Relative Pharmacological Properties
Bleeding risk. Bleeding risk has been the main problem in the
application of anticoagulants. Herein, the effect of dHG-5 on bleeding
was assessed by the mice tail bleeding model. At 10 times
anti-thrombosis ED50 doses, dHG-5 did not significantly
increase the blood loss compared with control group (Figure 6C).
f.XII and platelets activation. Native FG had the undesired
activation on f.XII and platelets (J. Z. Li, Bao et al. , 1985),
which may result in proinflammation or thrombocytopenia, respectively.
Therefore, the activation of dHG-5 and its containing oligosaccharides
(oHG-8, oHG-14 and oHG-29) on f.XII and platelets were analyzed.

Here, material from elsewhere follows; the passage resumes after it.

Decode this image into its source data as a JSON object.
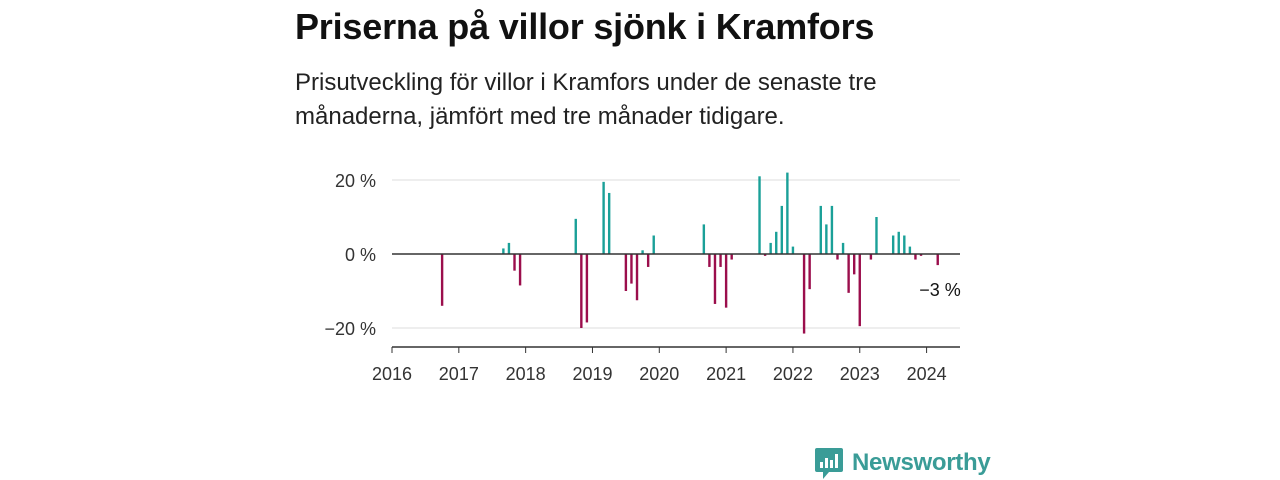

The results showed that dHG-5 and its containing oligosaccharides had no
obvious activation on f.XII at the concentrations up to 10 µM (Figure
7A). At the peak concentrations of the bleeding tolerance doses (Figure
S28) dHG-5, oHG-8, oHG-14 and oHG-29 showed no obvious activation on
platelets, either in human PRP or rat WP, whereas FG could induce
platelet aggregation (Figure 7B-C).
Preliminary pharmacodynamics. After administrating
subcutaneously to mice, the effect of dHG-5 on plasma APTT was
determined (Figure 8). And the pharmacodynamic parameters were
calculated according to noncompartmental procedure model (Table S3). The
the maximum APTT-prolonging effect (Emax) and
AUC0-8h (the area under the time-effect curve within 8
h) increased in a dose-proportional manner, while the half-life
(T1/2) did not obviously change (Figure 8 and Table S3).